Thu Jul 7 14:28:01 PDT 2016

On Jun 26, 2016, at 1:00 PM, Matthew Fleming <mdf at purestorage.com> wrote:
> I'm not sure which details will be relevant so I may be including too much info below.  I'm using jemalloc with custom hooks to manage about 54GB of virtual space under Linux on x86_64. The hooks manage the address space in 2MB chunks so I can use HUGETLB for the mappings. Slightly simplified, the hooks do the following (roughly as expected, I think):
> 
>     alloc: mmap size bytes, aligned appropriately
>     dalloc: munmap the space (not really, I recycle the memory internally, but it's logically the same)
>     commit: return false
>     decommit: return true
>     purge: return true
>     split: return false
>     merge: return false
> 
> We're experiencing some out-of-memory issues, mostly due to a known runaway allocation site that we're working to fix. However, while debugging this I'm seeing some numbers for jemalloc usage that leave me concerned.  At the time of the OOM, I can see that we indeed have 54GB of virtual space used (we're using rlimit to set a 54GB limit for the process).
> 
> However, I also see the following from je_malloc_stats_print at the time we cross the 54GB virtual threshold which seems low to me:
> 
> Allocated: 38825889776, active: 47743795200, metadata: 1304838720, resident: 50520985600, mapped: 56247713792
> Current active ceiling: 47758442496
> 
> [...]
> 
> Where I'm wondering if I'm mis-using jemalloc is in the allocated vs active vs mapped numbers. Allocated/active implies 0.813 utilization; is this expected? Active/mapped adds further gives a 0.848 utilization; is this expected? It seems somewhere between unfortunate and buggy that jemalloc calls my alloc hook for more virtual/physical space, when there's only 69% of the total mapped space used. This turns my 54GB vmem limit into something like a 37GB limit on actual allocations, a loss of 17GB!
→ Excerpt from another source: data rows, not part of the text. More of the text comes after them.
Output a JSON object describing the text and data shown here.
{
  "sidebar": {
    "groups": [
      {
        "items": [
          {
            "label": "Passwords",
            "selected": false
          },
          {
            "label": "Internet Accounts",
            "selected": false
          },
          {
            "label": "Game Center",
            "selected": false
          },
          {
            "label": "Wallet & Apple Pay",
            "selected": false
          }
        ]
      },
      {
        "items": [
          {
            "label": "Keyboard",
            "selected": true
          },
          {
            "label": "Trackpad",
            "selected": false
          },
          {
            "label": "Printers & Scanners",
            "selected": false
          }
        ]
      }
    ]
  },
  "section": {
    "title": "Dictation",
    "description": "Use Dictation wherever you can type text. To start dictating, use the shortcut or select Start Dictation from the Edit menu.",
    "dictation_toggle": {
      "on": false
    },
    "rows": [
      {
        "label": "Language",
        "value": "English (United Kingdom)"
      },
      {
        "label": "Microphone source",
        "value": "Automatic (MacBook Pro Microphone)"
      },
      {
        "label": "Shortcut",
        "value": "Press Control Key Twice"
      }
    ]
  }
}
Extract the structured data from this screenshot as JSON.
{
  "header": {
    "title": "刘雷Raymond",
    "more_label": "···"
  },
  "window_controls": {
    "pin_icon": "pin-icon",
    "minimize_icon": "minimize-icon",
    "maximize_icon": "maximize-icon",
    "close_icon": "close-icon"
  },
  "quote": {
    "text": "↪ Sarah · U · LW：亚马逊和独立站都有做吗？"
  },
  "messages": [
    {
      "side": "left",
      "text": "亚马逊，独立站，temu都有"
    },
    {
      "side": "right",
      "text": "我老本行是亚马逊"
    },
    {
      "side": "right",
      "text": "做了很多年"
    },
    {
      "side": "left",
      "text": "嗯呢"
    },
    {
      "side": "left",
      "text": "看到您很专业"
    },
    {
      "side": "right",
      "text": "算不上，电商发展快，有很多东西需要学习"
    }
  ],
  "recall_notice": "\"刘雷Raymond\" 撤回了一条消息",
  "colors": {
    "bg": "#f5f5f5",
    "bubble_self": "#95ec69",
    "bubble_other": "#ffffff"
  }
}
0.813 utilization isn't great, but it isn't awful either.  You may be able to substantially improve this by decreasing the number of arenas, so that threads don't cause so much per arena usage fluctuation.

Regarding low virtual memory utilization, I'm guessing that the chunks are too fragmented to service the 16 KiB requests that appear to be the most common size class in your application.

> One thing I think I did wrong that I am fixing is that I had set opt.lg_tcache_max: 21; based on the actual use of the system I don't think I need to have a per-thread cache for anything over 16kB. I have no visibility (even slightly laggy) to how much memory is held in the tcache, though. This would be a nice addition to the available stats, even if the number isn't completely accurate.

We will hopefully have such stats in 5.x (see https://github.com/jemalloc/jemalloc/pull/380).

Thanks,
Jason